Editeur : Hors d’Atteinte

Le rythme de parution des romans de Thierry Brun s’accélère, puisqu’un an seulement nous sépare de Ce qui reste de candeur, sorti chez Jigal. Et comme à chaque fois, on trouve dans Origine Paradis plusieurs niveaux de lecture.

A dix ans, Thomas ne peut pas comprendre ce qui lui arrive, quand il se lève ce matin-là. Il surprend des gens dans leur appartement, alors que ses parents viennent de mourir. A dix ans, on ne peut pas comprendre que ses parents se sont défenestrés. Ce jour-là, Thomas a perdu plus que ses parents, ses sentiments, ses émotions envers le monde, envers les gens se sont envolés.

Sa tante va donc l’élever, même si elle ne l’a pas voulu ni demandé et Thomas va se construire sa vie tout seul, dans un internat où il va passer ses années de collège. Tout le pousse à mener sa vie tout seul, à se construire son avenir, en toute méfiance vis-à-vis des autres. Il se construit un cercle très restreint de copains, pas d’amis, Laurent et Mounir. Et Thomas décide de sortir du système, d’arrêter sa scolarité à 16 ans.

De petits boulots en travail au noir, il arrive tant bien que mal à payer son loyer, n’ayant pas de besoins particuliers en termes d’argent. S’il ne ressent aucune empathie envers les autres, les gens le trouvent sympathiques et travailleur. Son oncle lui trouve alors un poste de rédacteur dactylo chez France Réelle, une association dirigée par un homme froid et paranoïaque Damien Saint-Clair.

Fait de chapitres courts, ce roman, qui présente la vie d’un jeune homme marqué par son passé, est écrit dans un style froid et distant, ce qui colle parfaitement avec le personnage principal.

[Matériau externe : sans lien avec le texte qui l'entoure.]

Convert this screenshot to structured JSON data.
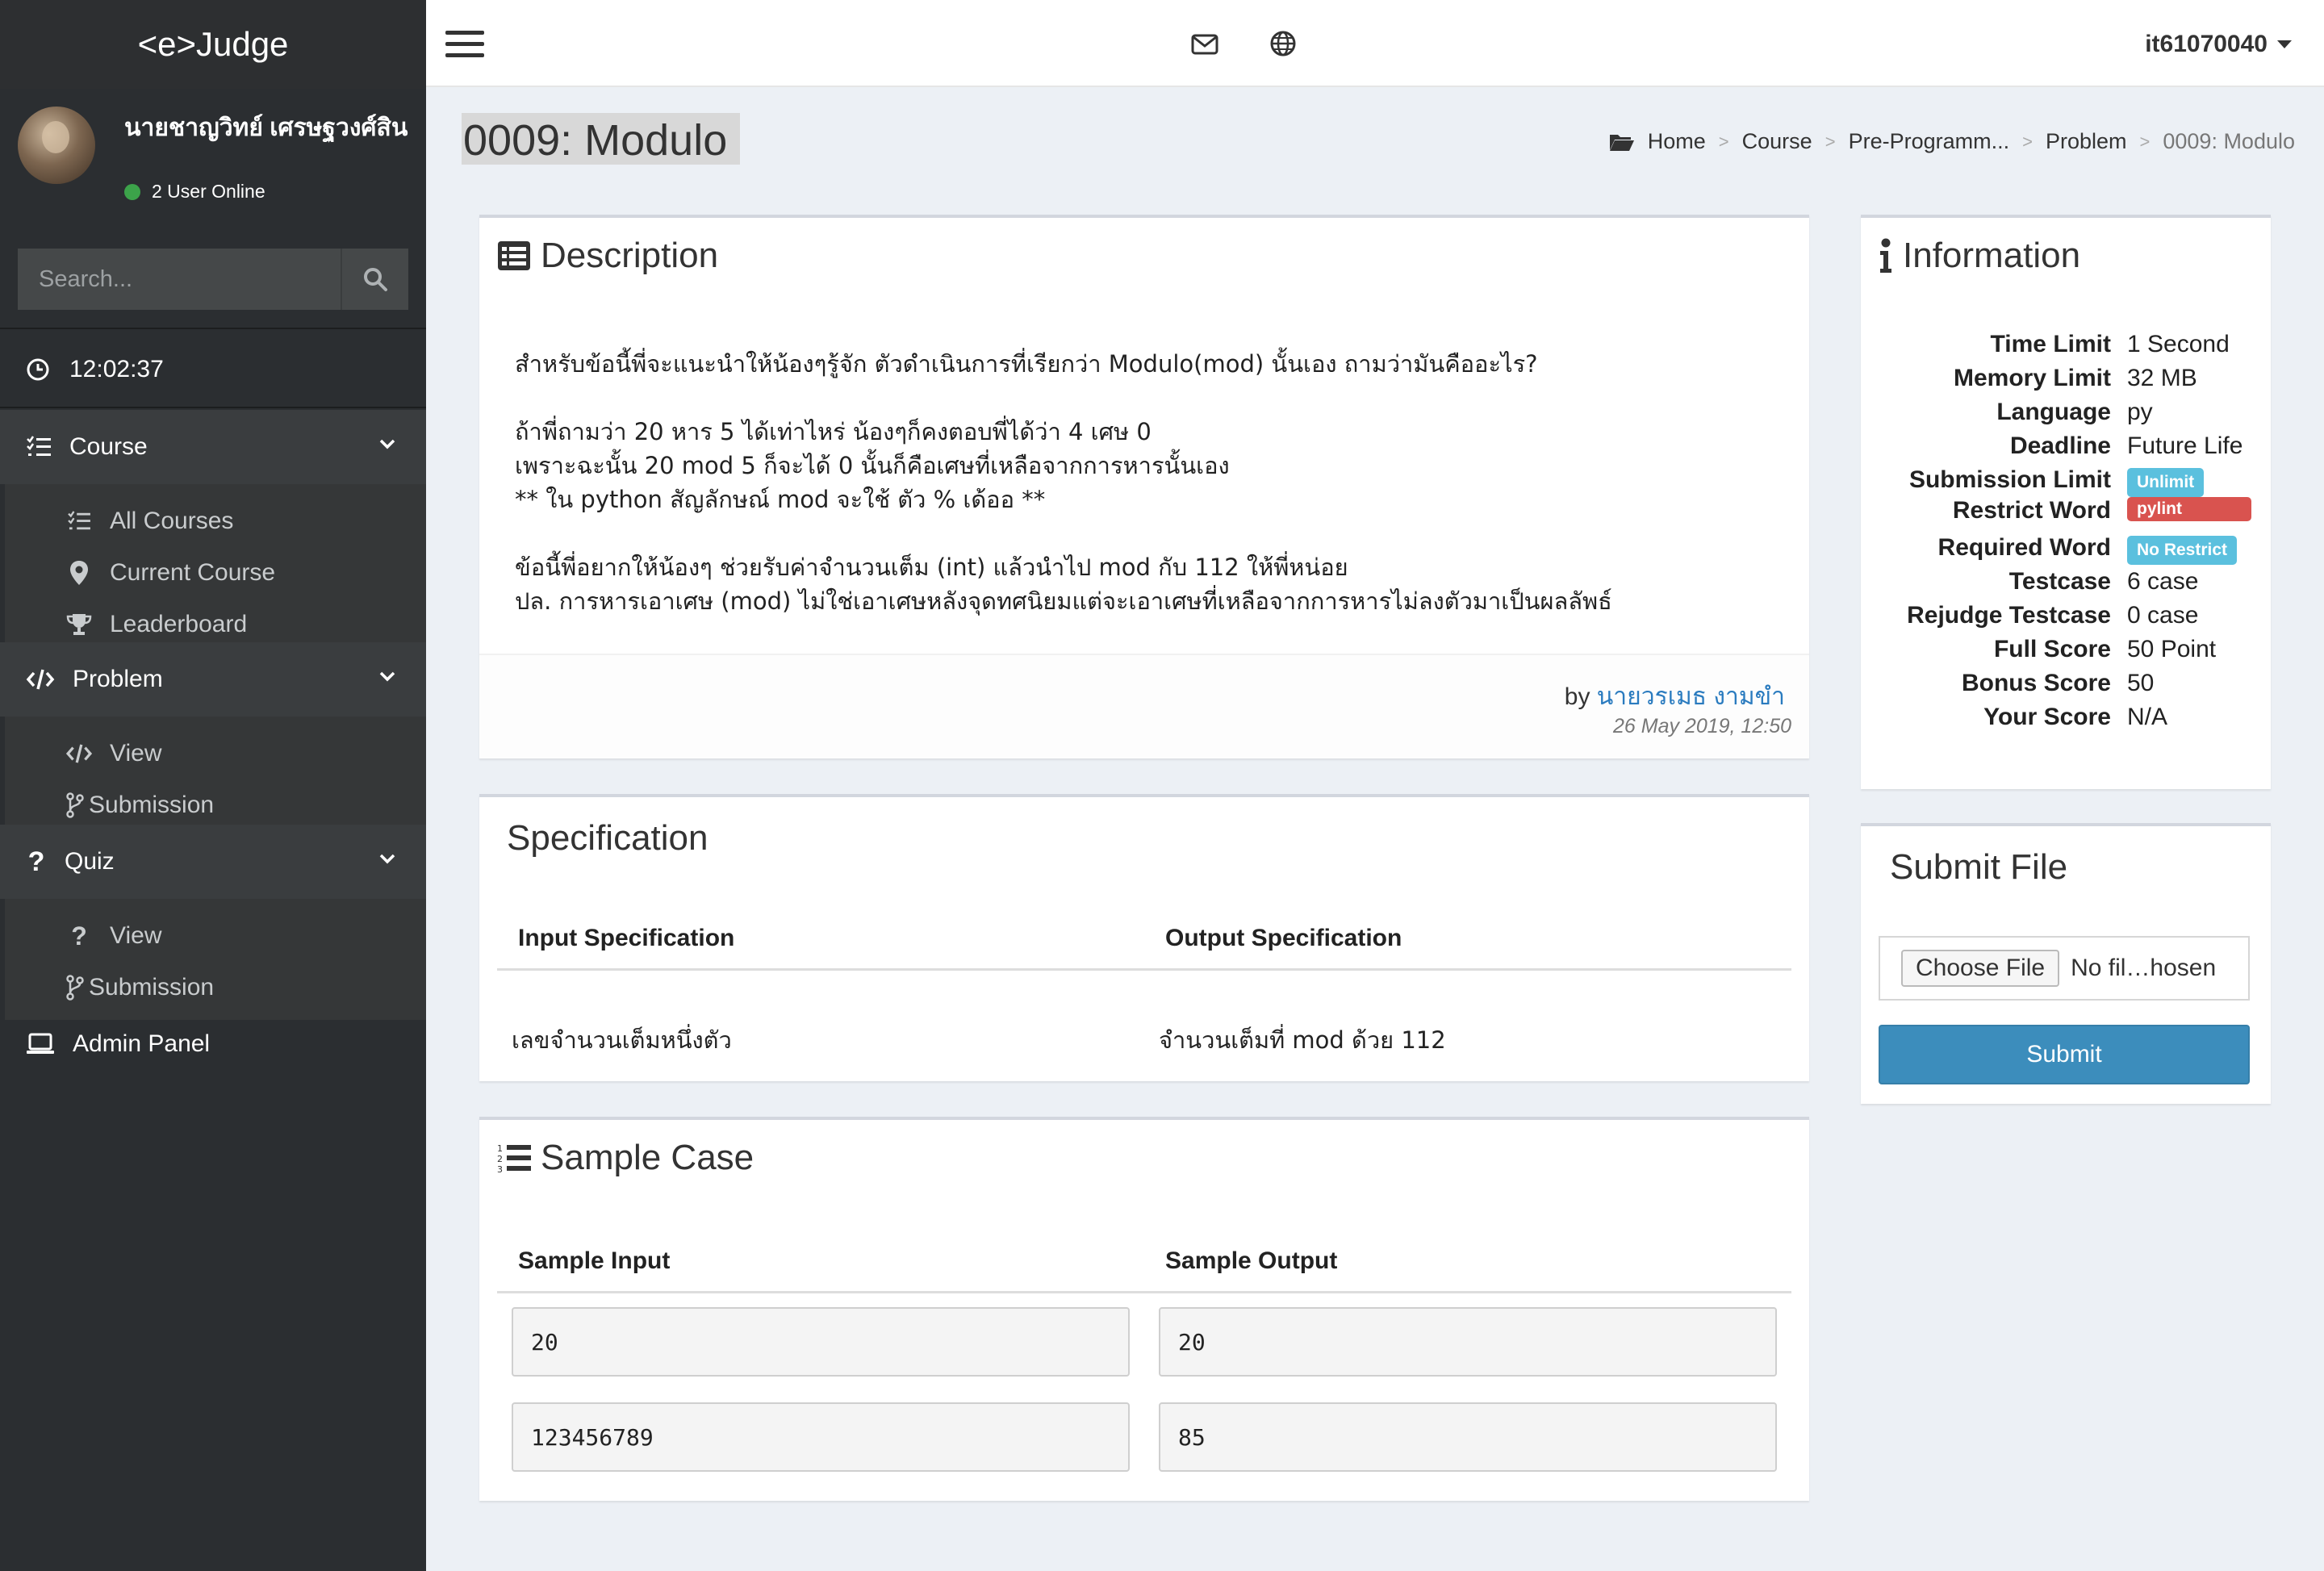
{
  "app": {
    "logo": "<e>Judge"
  },
  "user_panel": {
    "name": "นายชาญวิทย์ เศรษฐวงศ์สิน",
    "status": "2 User Online"
  },
  "search": {
    "placeholder": "Search..."
  },
  "clock": "12:02:37",
  "nav": {
    "course": {
      "label": "Course",
      "items": [
        "All Courses",
        "Current Course",
        "Leaderboard"
      ]
    },
    "problem": {
      "label": "Problem",
      "items": [
        "View",
        "Submission"
      ]
    },
    "quiz": {
      "label": "Quiz",
      "items": [
        "View",
        "Submission"
      ]
    },
    "admin": "Admin Panel"
  },
  "topbar": {
    "username": "it61070040"
  },
  "page": {
    "title": "0009: Modulo",
    "breadcrumb": [
      "Home",
      "Course",
      "Pre-Programm...",
      "Problem",
      "0009: Modulo"
    ]
  },
  "description": {
    "title": "Description",
    "text": "สำหรับข้อนี้พี่จะแนะนำให้น้องๆรู้จัก ตัวดำเนินการที่เรียกว่า Modulo(mod) นั้นเอง ถามว่ามันคืออะไร?\n\nถ้าพี่ถามว่า 20 หาร 5 ได้เท่าไหร่ น้องๆก็คงตอบพี่ได้ว่า 4 เศษ 0\nเพราะฉะนั้น 20 mod 5 ก็จะได้ 0 นั้นก็คือเศษที่เหลือจากการหารนั้นเอง\n** ใน python สัญลักษณ์ mod จะใช้ ตัว % เด้ออ **\n\nข้อนี้พี่อยากให้น้องๆ ช่วยรับค่าจำนวนเต็ม (int) แล้วนำไป mod กับ 112 ให้พี่หน่อย\nปล. การหารเอาเศษ (mod) ไม่ใช่เอาเศษหลังจุดทศนิยมแต่จะเอาเศษที่เหลือจากการหารไม่ลงตัวมาเป็นผลลัพธ์",
    "by_label": "by",
    "author": "นายวรเมธ งามขำ",
    "date": "26 May 2019, 12:50"
  },
  "specification": {
    "title": "Specification",
    "input_header": "Input Specification",
    "output_header": "Output Specification",
    "input": "เลขจำนวนเต็มหนึ่งตัว",
    "output": "จำนวนเต็มที่ mod ด้วย 112"
  },
  "sample_case": {
    "title": "Sample Case",
    "input_header": "Sample Input",
    "output_header": "Sample Output",
    "rows": [
      {
        "input": "20",
        "output": "20"
      },
      {
        "input": "123456789",
        "output": "85"
      }
    ]
  },
  "information": {
    "title": "Information",
    "rows": [
      {
        "label": "Time Limit",
        "value": "1 Second"
      },
      {
        "label": "Memory Limit",
        "value": "32 MB"
      },
      {
        "label": "Language",
        "value": "py"
      },
      {
        "label": "Deadline",
        "value": "Future Life"
      },
      {
        "label": "Submission Limit",
        "badge": "Unlimit"
      },
      {
        "label": "Restrict Word",
        "badge": "pylint"
      },
      {
        "label": "Required Word",
        "badge": "No Restrict"
      },
      {
        "label": "Testcase",
        "value": "6 case"
      },
      {
        "label": "Rejudge Testcase",
        "value": "0 case"
      },
      {
        "label": "Full Score",
        "value": "50 Point"
      },
      {
        "label": "Bonus Score",
        "value": "50"
      },
      {
        "label": "Your Score",
        "value": "N/A"
      }
    ]
  },
  "submit_file": {
    "title": "Submit File",
    "choose_label": "Choose File",
    "file_status": "No fil…hosen",
    "submit_label": "Submit"
  },
  "colors": {
    "accent": "#3c8dbc",
    "badge_info": "#5bc0de",
    "badge_danger": "#d9534f",
    "sidebar": "#2b2e31"
  }
}
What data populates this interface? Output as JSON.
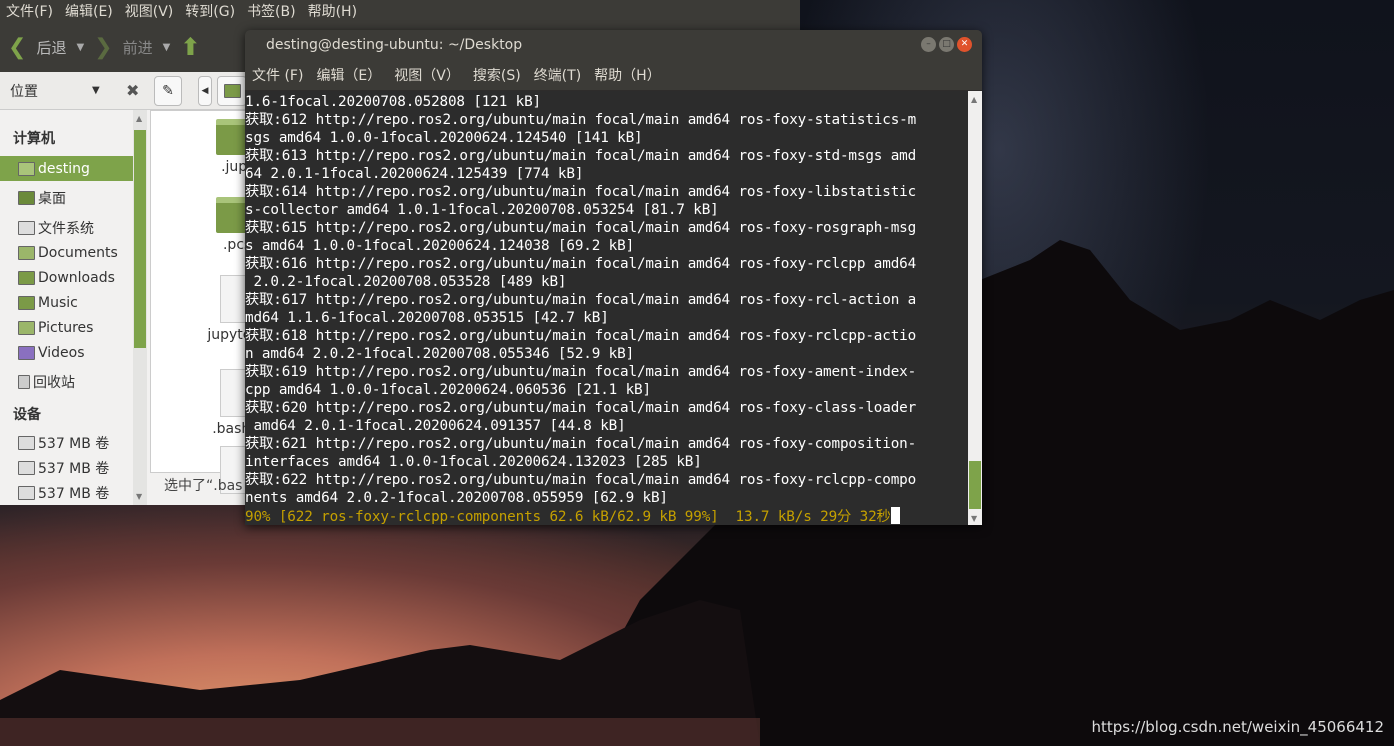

On sent aussi que Thierry Brun a volontairement voulu se positionner en retrait de son histoire, préférant laisser le devant de la scène à ses personnages. Pour autant, on va suivre la vie de Thomas, et le voir évoluer sous nos yeux.

Le thème, enfin, devrais-je dire, le premier thème de ce roman est donc la nécessité de se rattacher à ses racines, mais aussi l’impact de ses origines sur notre vie. Entre les environnements familiaux ou professionnels, Thomas qui souffre d’amnésie dissociative selon les médecins, subit des accès de colère ou de violence sans pouvoir rien y faire ; sa seule défense étant de s’éloigner des autres. Peut-on décemment envisager l’avenir en effaçant, négligeant, oubliant le passé ?

Le deuxième thème plus matériel et évident, concerne les associations qui orientent les sources d’argent vers les partis politiques, comment dans un cadre légal, elles arrivent, en créant des micro-partis pour noyauter le système politique. Sans rentrer dans les détails, ce qui aurait pu faire de ce roman un document intéressant, ce thème sert de trame pour justifier la fin du roman. Moins engagé que les romans de Jérôme Leroy, il est suffisamment explicite pour démonter cette mécanique.

Enfin, l’auteur revient sur un thème qui lui est cher, celui de la lucidité par les autres et par les femmes. Thomas va rencontrer Audrey Lourre, journaliste d’investigation, avec laquelle il va vivre une histoire d’amour. Elle va aussi lui ouvrir les yeux sur la réalité du monde et par là-même, sur son passé. Thierry Brun nous montre comment nous devons tenir et assumer le passé, comment nous devons vivre avec les autres, combien les femmes peuvent sauver le monde (même si ce n’est que celui de Thomas). Les femmes et l’amour sont-ils les seuls espoirs qu’il nous reste ? Même si le ton est clinique, ce roman est un plaidoyer pour l’amour, l’amour des autres et l’amour de soi.